Abu Alfar credited prior work by the National Cancer Institute and others but argued that the NCCN harmonized guidelines, while a constructive step, included too few African clinicians and split North Africa from Sub‑Saharan regions in ways that may not reflect clinical realities. "We said: how about we build a continental guideline for liver cancer in Africa, by Africa, for Africa?" he said, describing a committee that includes clinicians from Mauritius to Ghana and Cameroon to Malawi.

To address methodological limits of the original poll (internet access and convenience sampling), Abu Alfar said the group is launching a more rigorous, bilingual (English/French) study with technical support from Microsoft and Avanade and sponsorship engagement from AstraZeneca. He emphasized academic independence and data protections: corporate teams working on the platform are separated from business units, and analysis will be led by academic investigators.

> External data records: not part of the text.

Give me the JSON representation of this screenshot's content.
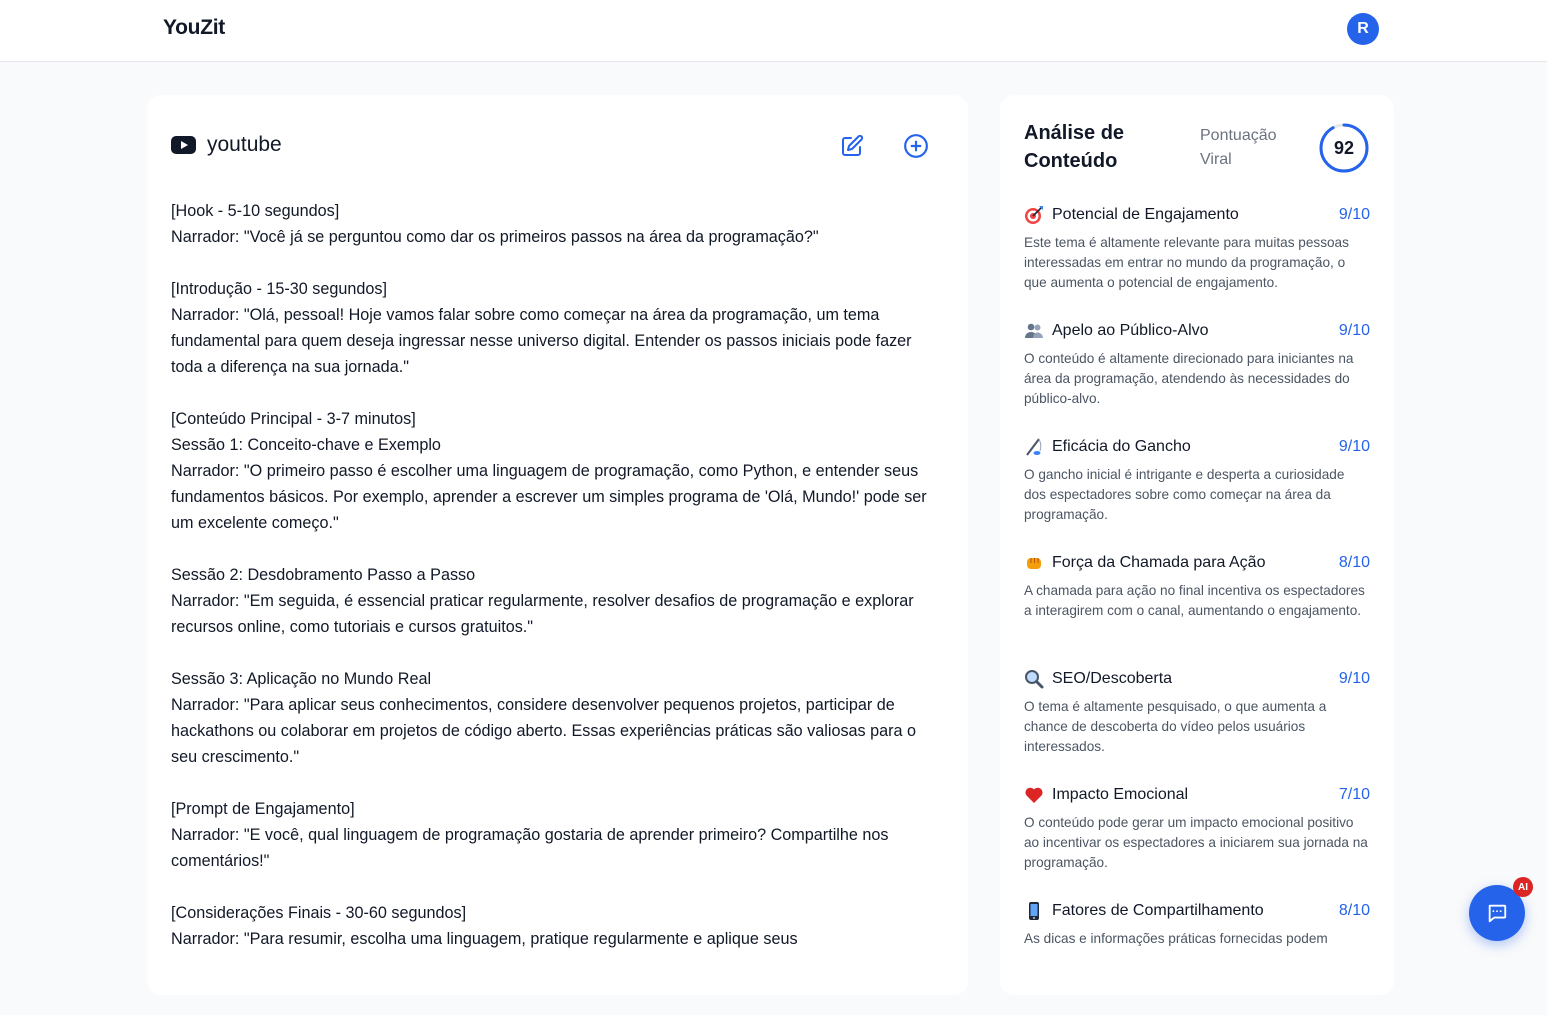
{
  "header": {
    "brand": "YouZit",
    "avatar_initial": "R"
  },
  "script": {
    "platform": "youtube",
    "platform_icon": "youtube-icon",
    "lines": [
      "[Hook - 5-10 segundos]",
      "Narrador: \"Você já se perguntou como dar os primeiros passos na área da programação?\"",
      "",
      "[Introdução - 15-30 segundos]",
      "Narrador: \"Olá, pessoal! Hoje vamos falar sobre como começar na área da programação, um tema fundamental para quem deseja ingressar nesse universo digital. Entender os passos iniciais pode fazer toda a diferença na sua jornada.\"",
      "",
      "[Conteúdo Principal - 3-7 minutos]",
      "Sessão 1: Conceito-chave e Exemplo",
      "Narrador: \"O primeiro passo é escolher uma linguagem de programação, como Python, e entender seus fundamentos básicos. Por exemplo, aprender a escrever um simples programa de 'Olá, Mundo!' pode ser um excelente começo.\"",
      "",
      "Sessão 2: Desdobramento Passo a Passo",
      "Narrador: \"Em seguida, é essencial praticar regularmente, resolver desafios de programação e explorar recursos online, como tutoriais e cursos gratuitos.\"",
      "",
      "Sessão 3: Aplicação no Mundo Real",
      "Narrador: \"Para aplicar seus conhecimentos, considere desenvolver pequenos projetos, participar de hackathons ou colaborar em projetos de código aberto. Essas experiências práticas são valiosas para o seu crescimento.\"",
      "",
      "[Prompt de Engajamento]",
      "Narrador: \"E você, qual linguagem de programação gostaria de aprender primeiro? Compartilhe nos comentários!\"",
      "",
      "[Considerações Finais - 30-60 segundos]",
      "Narrador: \"Para resumir, escolha uma linguagem, pratique regularmente e aplique seus"
    ]
  },
  "analysis": {
    "title": "Análise de Conteúdo",
    "viral_label": "Pontuação Viral",
    "viral_score": "92",
    "viral_fraction": 0.92,
    "metrics": [
      {
        "icon": "target-icon",
        "name": "Potencial de Engajamento",
        "score": "9/10",
        "desc": "Este tema é altamente relevante para muitas pessoas interessadas em entrar no mundo da programação, o que aumenta o potencial de engajamento."
      },
      {
        "icon": "people-icon",
        "name": "Apelo ao Público-Alvo",
        "score": "9/10",
        "desc": "O conteúdo é altamente direcionado para iniciantes na área da programação, atendendo às necessidades do público-alvo."
      },
      {
        "icon": "fishing-pole-icon",
        "name": "Eficácia do Gancho",
        "score": "9/10",
        "desc": "O gancho inicial é intrigante e desperta a curiosidade dos espectadores sobre como começar na área da programação."
      },
      {
        "icon": "fist-icon",
        "name": "Força da Chamada para Ação",
        "score": "8/10",
        "desc": "A chamada para ação no final incentiva os espectadores a interagirem com o canal, aumentando o engajamento."
      },
      {
        "icon": "magnifier-icon",
        "name": "SEO/Descoberta",
        "score": "9/10",
        "desc": "O tema é altamente pesquisado, o que aumenta a chance de descoberta do vídeo pelos usuários interessados."
      },
      {
        "icon": "heart-icon",
        "name": "Impacto Emocional",
        "score": "7/10",
        "desc": "O conteúdo pode gerar um impacto emocional positivo ao incentivar os espectadores a iniciarem sua jornada na programação."
      },
      {
        "icon": "phone-icon",
        "name": "Fatores de Compartilhamento",
        "score": "8/10",
        "desc": "As dicas e informações práticas fornecidas podem"
      }
    ]
  },
  "chat": {
    "badge": "AI",
    "icon": "chat-icon"
  },
  "colors": {
    "accent": "#2563eb",
    "badge": "#dc2626",
    "ring_track": "#e5e7eb"
  }
}
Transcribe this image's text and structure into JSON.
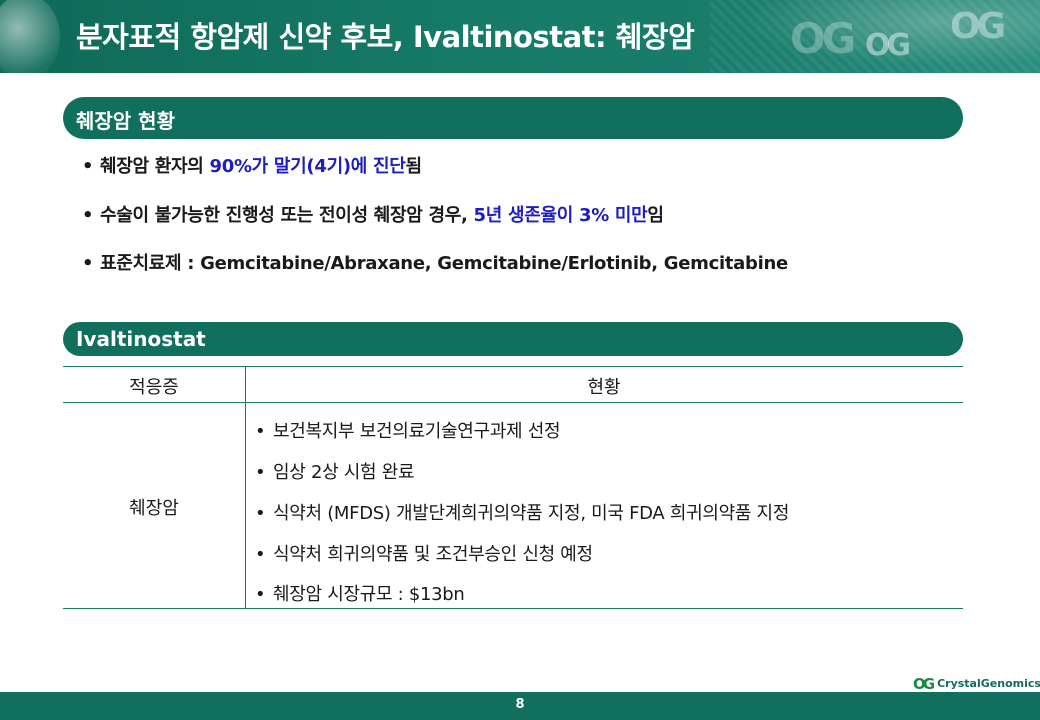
{
  "header": {
    "title": "분자표적 항암제 신약 후보, Ivaltinostat: 췌장암",
    "ghost_logo": "OG"
  },
  "section1": {
    "title": "췌장암 현황",
    "bullets": [
      {
        "pre": "췌장암 환자의 ",
        "hl": "90%가 말기(4기)에 진단",
        "post": "됨"
      },
      {
        "pre": "수술이 불가능한 진행성 또는 전이성 췌장암 경우, ",
        "hl": "5년 생존율이 3% 미만",
        "post": "임"
      },
      {
        "pre": "표준치료제 : Gemcitabine/Abraxane, Gemcitabine/Erlotinib, Gemcitabine",
        "hl": "",
        "post": ""
      }
    ]
  },
  "section2": {
    "title": "Ivaltinostat",
    "table": {
      "col_indication": "적응증",
      "col_status": "현황",
      "indication": "췌장암",
      "status_items": [
        "보건복지부 보건의료기술연구과제 선정",
        "임상 2상 시험 완료",
        "식약처 (MFDS) 개발단계희귀의약품 지정, 미국 FDA 희귀의약품 지정",
        "식약처 희귀의약품 및 조건부승인 신청 예정",
        "췌장암 시장규모 : $13bn"
      ]
    }
  },
  "footer": {
    "logo_mark": "OG",
    "logo_name": "CrystalGenomics",
    "page_number": "8"
  },
  "bullet_char": "•",
  "colors": {
    "accent": "#11705d",
    "highlight": "#1d1dc0"
  }
}
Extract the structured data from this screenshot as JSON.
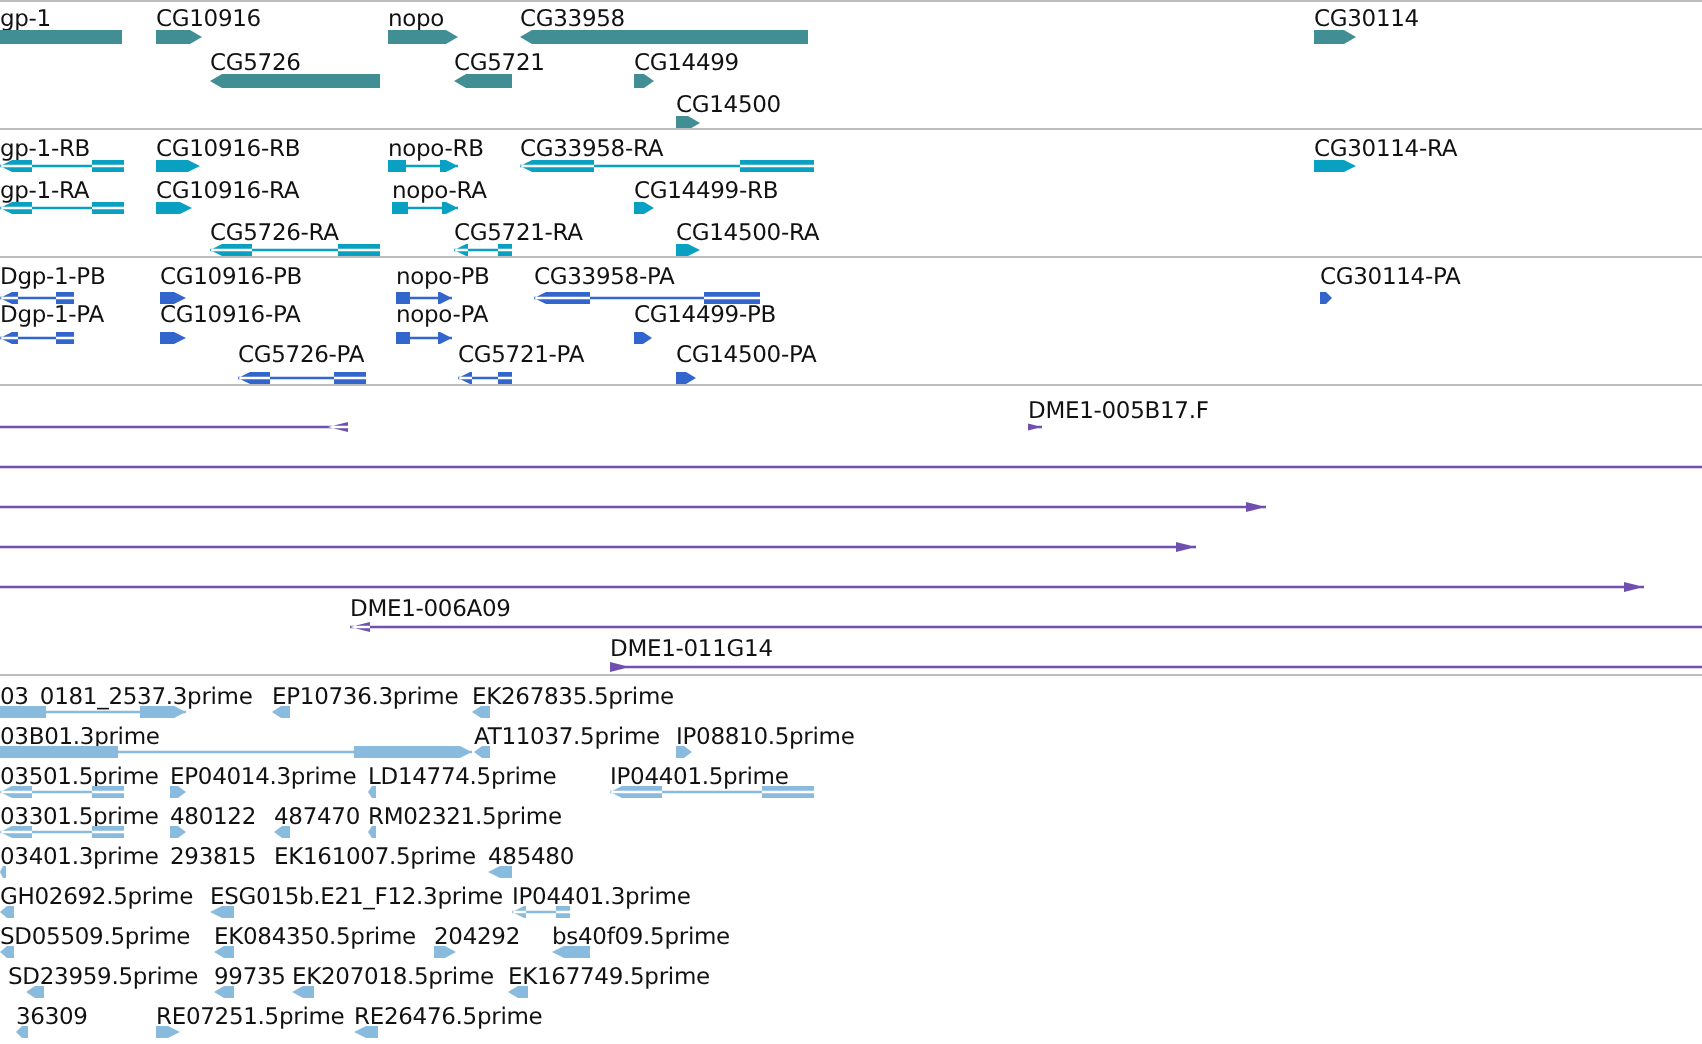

Abu Alfar also stressed ethical and legal safeguards for tissue sharing and data use. Recounting a legal case about preserved patient tissue and consent, he said proper consent, clear ownership arrangements and benefit‑sharing mechanisms are essential. He proposed models such as sponsors covering shipping and analysis costs with funds placed in escrow and returning value to African partners so that research yields local benefit.

On biology, Abu Alfar said the project will expand beyond service mapping to examine tumor immune microenvironments and genetic drivers across cohorts so that treatment recommendations reflect etiology (for example, viral hepatitis, NASH or aflatoxin‑linked tumors). The team plans to integrate cohorts from Korea, India, Pacific Islands, France and multiple African regions to identify immune and genomic signatures that predict response to therapies.

In question‑and‑answer exchanges, Abu Alfar said the study will document use of alternative and traditional medicine but will not attempt to test efficacy at this stage; the immediate priority is understanding access and referral patterns. He also named operational challenges — from obtaining signatures on journal paperwork to reaching clinicians in remote settings — and stressed the need for multidisciplinary input (legal, business, psychosocial) to make clinical improvements sustainable.

Next steps include expanding the survey with improved methodology, continuing meetings across African sites and engaging regulators and ministries to pilot business and legal models that retain benefit for African patients, Abu Alfar said. He invited clinicians to join the study through a QR code and said the group will coordinate with organizations such as the NCCN, WHO and the NCI on implementation and policy alignment.

The presentation did not announce specific changes to national health policy or new drug access programs; Abu Alfar described the initiative as a foundation‑building step intended to map practices, study tumor biology, and create ethically governed mechanisms for tissue and data sharing that could support future interventions.